Di samping unsur pokok yang sering juga disebut ma’mul ‘umdah, ada juga unsur-unsur penunjang , sering disebut ma’mul fudllah, yang dapat menambah informasi yang terkandung dalam sebuah kalimat. Semakin banyak unsur penunjang maka semakin jelas pula informasi yang diberikan oleh kalimat tersebut. Secara garis besar, unsur-unsur penunjang tersebut terdiri dari:
1-Maf’ul bih, misalnya :
1-يجب على كل الطالب أن يكتب البحث لأجل إتمام دراسته في الجامعة
Setiap mahasiswa harus menulis skripsi untuk menyelesaikan studinya di Perguruan Tinggi.
2-سمعت الأذان في المسجد
Saya mendengar azan di masjid
3-حصل أحمد على شهادة الدكتوراه في الشهر الماضي
Ahmad memperoleh ijazah Doktor bulan lalu.
Kata-kata yang digaris bawah dalam contoh-contoh di atas adalah maf’ul bih. Pada prinsipnya kata kerja yang mempunyai maf’ul bih adalah kata kerja yang muta’addi atau transitif. Kata kerja ini ada dua macam: ada yang muta’addi langsung, yakni tanpa huruf jar , dan ada yang muta’addi tidak langsung, yakni melalui huruf jar. Kata kerja dalam contoh nomor terakhir adalah muta’addi tidak langsung dengan menggunakan huruf jar على . Kata kerja intransitif (lazim ) bisa dirubah menjadi transitif ( muta’addi ) dengan salah satu dari tiga cara, yaitu: dengan mengikutkan pada wazan أفعل ؛ فعّل atau dengan menambah huruf jar tertentu. Tetapi yang terakhir bersifat sama’i artinya kita hanya mengikuti yang sudah ada, dalam hal kombinasi kata kerja tertentu dan huruf jar tertentu.

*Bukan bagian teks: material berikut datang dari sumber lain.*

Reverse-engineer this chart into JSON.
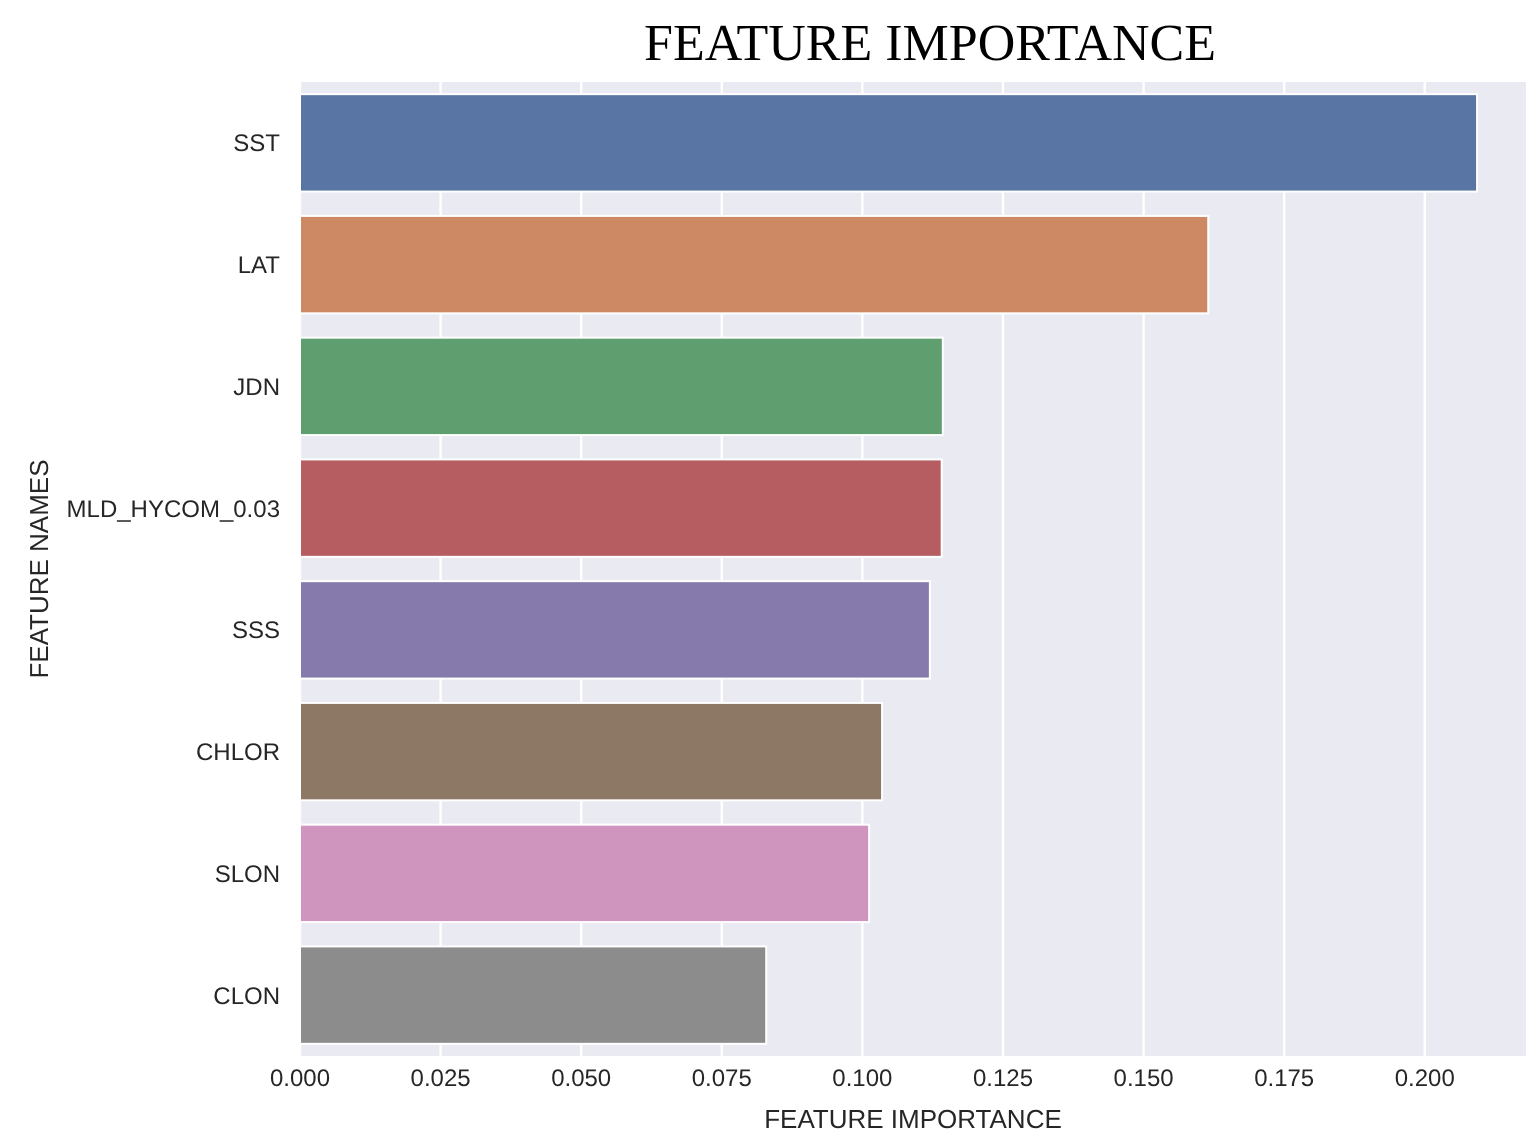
{
  "chart_data": {
    "type": "bar",
    "orientation": "horizontal",
    "title": "FEATURE IMPORTANCE",
    "xlabel": "FEATURE IMPORTANCE",
    "ylabel": "FEATURE NAMES",
    "categories": [
      "SST",
      "LAT",
      "JDN",
      "MLD_HYCOM_0.03",
      "SSS",
      "CHLOR",
      "SLON",
      "CLON"
    ],
    "values": [
      0.2093,
      0.1615,
      0.1143,
      0.1141,
      0.112,
      0.1035,
      0.1012,
      0.0829
    ],
    "colors": [
      "#5875a4",
      "#cc8963",
      "#5f9e6e",
      "#b55d60",
      "#857aab",
      "#8d7866",
      "#d095bf",
      "#8c8c8c"
    ],
    "xlim": [
      0,
      0.218
    ],
    "xticks": [
      {
        "value": 0,
        "label": "0.000"
      },
      {
        "value": 0.025,
        "label": "0.025"
      },
      {
        "value": 0.05,
        "label": "0.050"
      },
      {
        "value": 0.075,
        "label": "0.075"
      },
      {
        "value": 0.1,
        "label": "0.100"
      },
      {
        "value": 0.125,
        "label": "0.125"
      },
      {
        "value": 0.15,
        "label": "0.150"
      },
      {
        "value": 0.175,
        "label": "0.175"
      },
      {
        "value": 0.2,
        "label": "0.200"
      }
    ],
    "grid": "x"
  }
}
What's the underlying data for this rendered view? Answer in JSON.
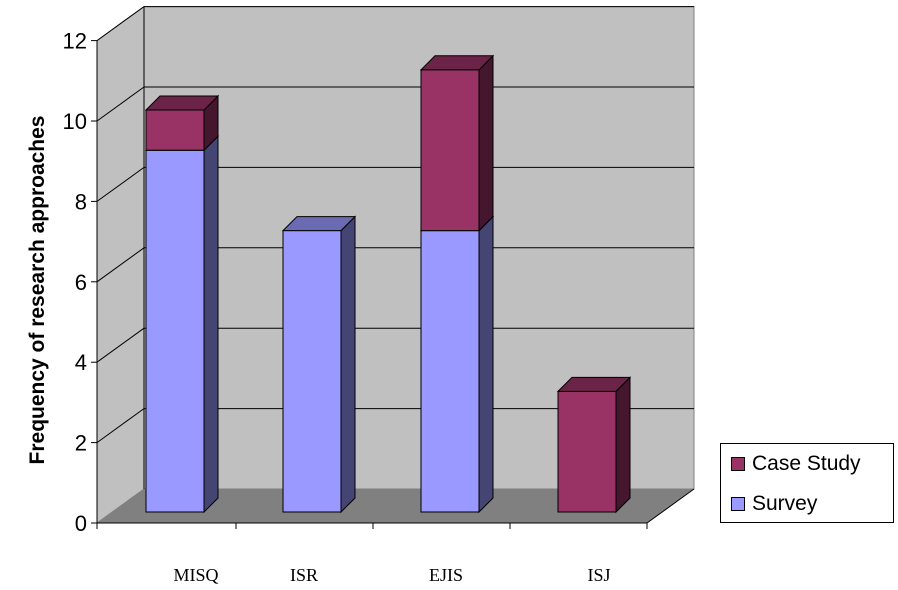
{
  "chart_data": {
    "type": "bar",
    "stacked": true,
    "three_d": true,
    "categories": [
      "MISQ",
      "ISR",
      "EJIS",
      "ISJ"
    ],
    "series": [
      {
        "name": "Survey",
        "values": [
          9,
          7,
          7,
          0
        ],
        "color": "#9999ff"
      },
      {
        "name": "Case Study",
        "values": [
          1,
          0,
          4,
          3
        ],
        "color": "#993366"
      }
    ],
    "ylabel": "Frequency of research approaches",
    "xlabel": "",
    "ylim": [
      0,
      12
    ],
    "yticks": [
      0,
      2,
      4,
      6,
      8,
      10,
      12
    ],
    "grid": true,
    "legend": "right",
    "colors": {
      "wall": "#c0c0c0",
      "floor": "#808080",
      "gridline": "#000000"
    }
  }
}
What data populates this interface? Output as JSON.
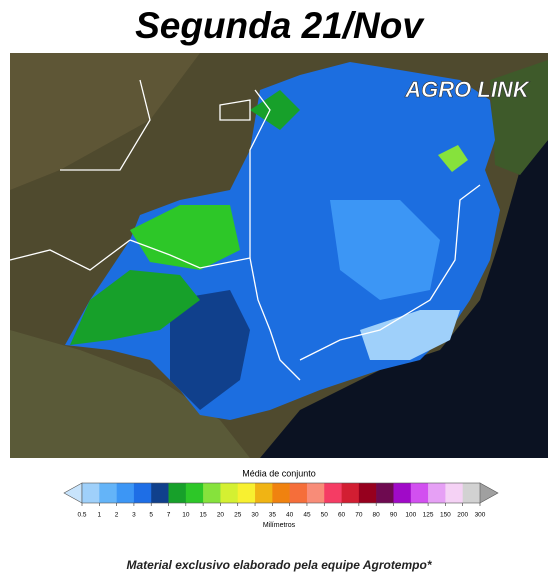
{
  "header": {
    "title": "Segunda 21/Nov"
  },
  "map": {
    "logo": "AGRO LINK"
  },
  "legend": {
    "title": "Média de conjunto",
    "unit": "Milímetros",
    "ticks": [
      0.5,
      1,
      2,
      3,
      5,
      7,
      10,
      15,
      20,
      25,
      30,
      35,
      40,
      45,
      50,
      60,
      70,
      80,
      90,
      100,
      125,
      150,
      200,
      300
    ],
    "colors": [
      "#9fd0fa",
      "#64b4f8",
      "#3c96f5",
      "#1e6ee6",
      "#10408c",
      "#17a02a",
      "#2dc728",
      "#86e23c",
      "#d4f032",
      "#f8f030",
      "#f0b414",
      "#f0820f",
      "#f56e3a",
      "#f88c78",
      "#f53c64",
      "#d21e32",
      "#96001e",
      "#6e0a50",
      "#a00ac8",
      "#d250f0",
      "#e6a0f5",
      "#f5d2f5",
      "#d2d2d2"
    ],
    "under_color": "#c8e4fc",
    "over_color": "#a0a0a0"
  },
  "footer": {
    "note": "Material exclusivo elaborado pela equipe Agrotempo*"
  }
}
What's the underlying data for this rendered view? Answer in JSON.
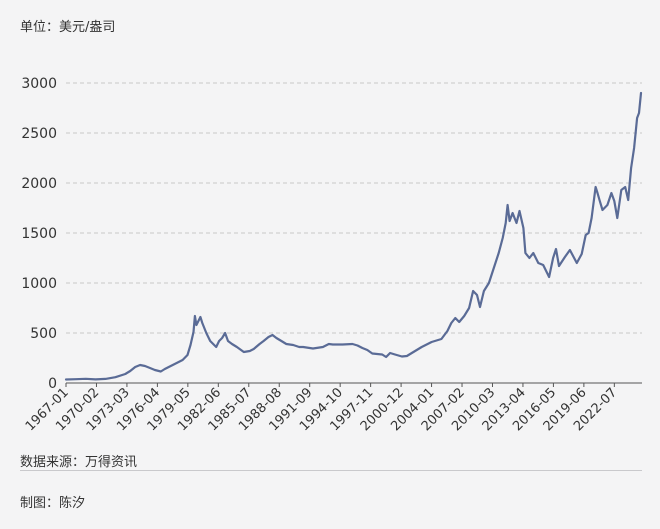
{
  "unit_label": "单位：美元/盎司",
  "source_label": "数据来源：万得资讯",
  "maker_label": "制图：陈汐",
  "colors": {
    "line": "#5a6b96",
    "grid": "#c8c8c8",
    "axis": "#555555",
    "background": "#f4f4f5"
  },
  "chart_data": {
    "type": "line",
    "title": "",
    "xlabel": "",
    "ylabel": "",
    "ylim": [
      0,
      3000
    ],
    "yticks": [
      0,
      500,
      1000,
      1500,
      2000,
      2500,
      3000
    ],
    "xlim": [
      1967.0,
      2025.3
    ],
    "grid": "horizontal dashed",
    "x_tick_labels": [
      "1967-01",
      "1970-02",
      "1973-03",
      "1976-04",
      "1979-05",
      "1982-06",
      "1985-07",
      "1988-08",
      "1991-09",
      "1994-10",
      "1997-11",
      "2000-12",
      "2004-01",
      "2007-02",
      "2010-03",
      "2013-04",
      "2016-05",
      "2019-06",
      "2022-07"
    ],
    "series": [
      {
        "x": [
          1967.0,
          1968.0,
          1969.0,
          1970.0,
          1971.0,
          1972.0,
          1973.0,
          1973.5,
          1974.0,
          1974.5,
          1975.0,
          1975.5,
          1976.0,
          1976.6,
          1977.0,
          1978.0,
          1978.8,
          1979.3,
          1979.6,
          1979.9,
          1980.05,
          1980.2,
          1980.4,
          1980.6,
          1980.8,
          1981.2,
          1981.6,
          1982.2,
          1982.5,
          1982.8,
          1983.1,
          1983.4,
          1983.8,
          1984.3,
          1985.0,
          1985.6,
          1986.0,
          1986.6,
          1987.0,
          1987.5,
          1987.9,
          1988.3,
          1988.8,
          1989.3,
          1990.0,
          1990.6,
          1991.0,
          1992.0,
          1993.0,
          1993.6,
          1994.0,
          1995.0,
          1996.0,
          1996.5,
          1997.0,
          1997.5,
          1998.0,
          1999.0,
          1999.4,
          1999.8,
          2000.3,
          2001.0,
          2001.5,
          2002.0,
          2003.0,
          2004.0,
          2005.0,
          2005.6,
          2006.0,
          2006.4,
          2006.8,
          2007.3,
          2007.8,
          2008.2,
          2008.6,
          2008.9,
          2009.3,
          2009.8,
          2010.3,
          2010.8,
          2011.2,
          2011.5,
          2011.7,
          2011.9,
          2012.2,
          2012.6,
          2012.9,
          2013.3,
          2013.5,
          2013.9,
          2014.3,
          2014.8,
          2015.3,
          2015.9,
          2016.3,
          2016.6,
          2016.9,
          2017.5,
          2018.0,
          2018.7,
          2019.2,
          2019.6,
          2019.9,
          2020.2,
          2020.6,
          2020.8,
          2021.0,
          2021.3,
          2021.8,
          2022.2,
          2022.5,
          2022.8,
          2023.2,
          2023.6,
          2023.9,
          2024.2,
          2024.5,
          2024.8,
          2025.0,
          2025.2
        ],
        "y": [
          35,
          38,
          42,
          36,
          41,
          58,
          90,
          120,
          160,
          180,
          170,
          150,
          130,
          115,
          140,
          190,
          230,
          280,
          380,
          510,
          670,
          580,
          620,
          660,
          600,
          500,
          420,
          360,
          420,
          450,
          500,
          420,
          390,
          360,
          310,
          320,
          340,
          390,
          420,
          460,
          480,
          450,
          420,
          390,
          380,
          360,
          360,
          345,
          360,
          390,
          385,
          385,
          390,
          375,
          350,
          330,
          295,
          285,
          260,
          300,
          285,
          265,
          270,
          300,
          360,
          410,
          440,
          520,
          600,
          650,
          610,
          670,
          750,
          920,
          880,
          760,
          920,
          1000,
          1150,
          1300,
          1450,
          1600,
          1780,
          1620,
          1700,
          1600,
          1720,
          1550,
          1300,
          1250,
          1300,
          1200,
          1180,
          1060,
          1250,
          1340,
          1170,
          1260,
          1330,
          1200,
          1290,
          1480,
          1500,
          1650,
          1960,
          1900,
          1830,
          1730,
          1780,
          1900,
          1820,
          1650,
          1930,
          1960,
          1830,
          2150,
          2350,
          2650,
          2700,
          2900
        ]
      }
    ]
  }
}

2-Maf’ul mutlaq, misalnya :
1-أرجو مساعدتك رجاء
Saya sangat mengharap bantuanmu
2-تطورت بلادنا بعد الاستقلال تطورا كبيرا
Negara kita berkembang setelah merdeka secara pesat .
2- ضرب الجندي العدو خمس ضربات
Tentara itu memukul musuh lima pukulan
3- تطورت بلاد نا بعد الاستقلال سريعا (تطورا سريعا)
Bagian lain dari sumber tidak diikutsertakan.